-
-
Save wtbarnes/1a9acc43381a33d016843c666150e8e9 to your computer and use it in GitHub Desktop.
Sorry for not responding @kdere. I just saw this comment. For some reason GitHub didn't send me a notification or I missed it somehow...
PyTables may be a better way to go. It seems more full featured, but a bit of a steeper learning curve. I've just used h5py because I have experience with it and it is simpler. If some of the functionality I've built can be replaced or improved by PyTables, I'm all for switching over.
The increase in read speeds is one of my main motivations for doing this as well. Better to read the ASCII data once and then all subsequent reads are just from the HDF5 "database". Additionally, this means that you can easily slice into portions of a large file (e.g. some of the Fe .wgfa files) without having to load the whole thing into memory.

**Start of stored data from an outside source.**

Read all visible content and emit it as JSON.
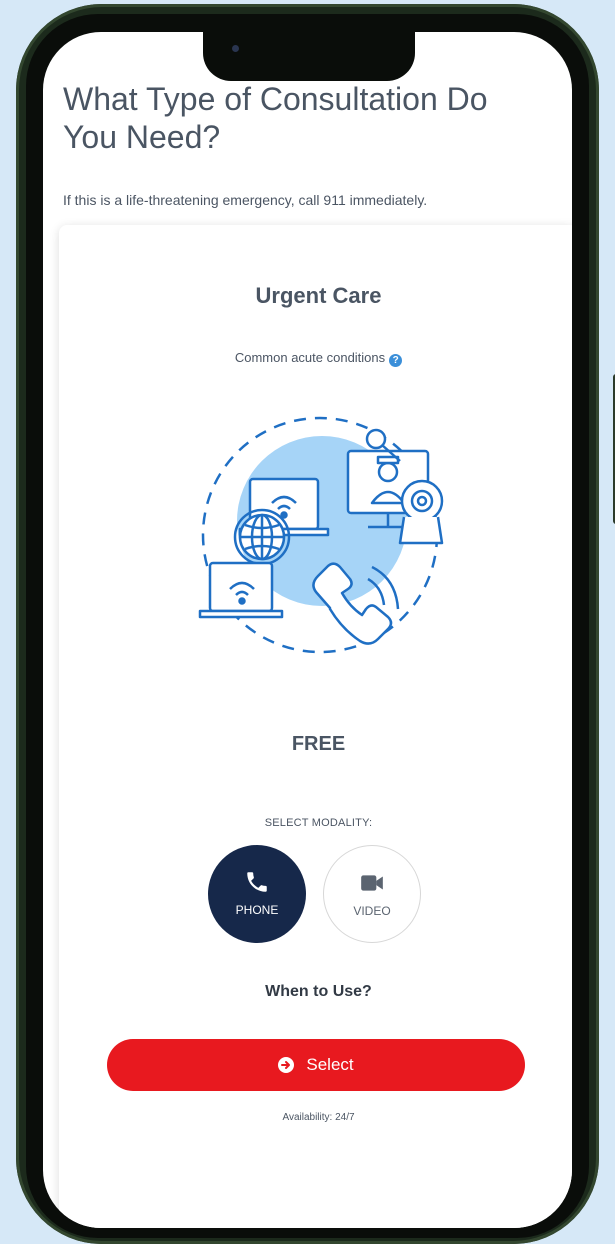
{
  "header": {
    "title": "What Type of Consultation Do You Need?",
    "notice": "If this is a life-threatening emergency, call 911 immediately."
  },
  "card": {
    "title": "Urgent Care",
    "subtitle": "Common acute conditions",
    "help_icon": "question-circle-icon",
    "illustration": "telehealth-illustration",
    "price": "FREE",
    "modality_label": "SELECT MODALITY:",
    "modalities": [
      {
        "label": "PHONE",
        "icon": "phone-icon",
        "selected": true
      },
      {
        "label": "VIDEO",
        "icon": "video-camera-icon",
        "selected": false
      }
    ],
    "when_to_use": "When to Use?",
    "select_label": "Select",
    "availability": "Availability: 24/7"
  },
  "colors": {
    "accent_red": "#e8191f",
    "selected_navy": "#16284a",
    "illustration_blue": "#1f6fc4",
    "illustration_light": "#a6d4f7",
    "background": "#d6e8f7"
  }
}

I've found that ChiantiPy can be a bit sluggish for some of these ions with many, many transitions.
Though the format is HDF5, the format is essentially exactly the same as the ASCII database. There are groups for each element, subgroups for each ion, and then datasets for the individual files (.elvlc, .wgfa, etc.) within those subgroups.
If you have some time, play around with the package and let me know what you think (here or in an issue on the main package page).

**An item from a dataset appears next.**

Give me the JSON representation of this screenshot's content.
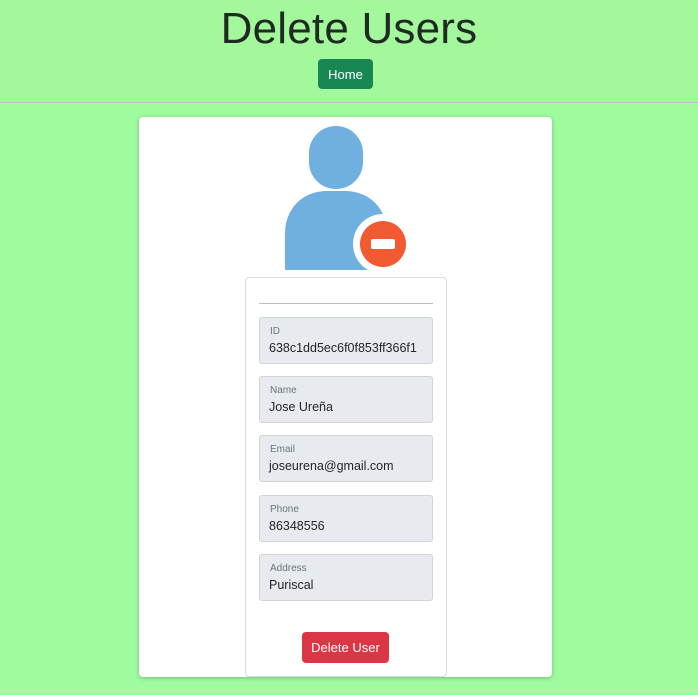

I had started building HDF5 files of the CHIANTI database using Python Tables which I had some experience with. Also, because it allowed me to insert the references as a table. The main reason for doing this was to increase the speed of reading in some of the data files. It turned out that some of the biggest files, such as some .wgfa files, kept every single calculated transition, even some with an A value of 0.0, making them very large. If these were reduced by enforcing a minimum branching ratio of the A values to something like 1.e-4 or 1.e-5, a lot of the problem went away.
Also, the plan was to keep the ascii files as our basic file structure.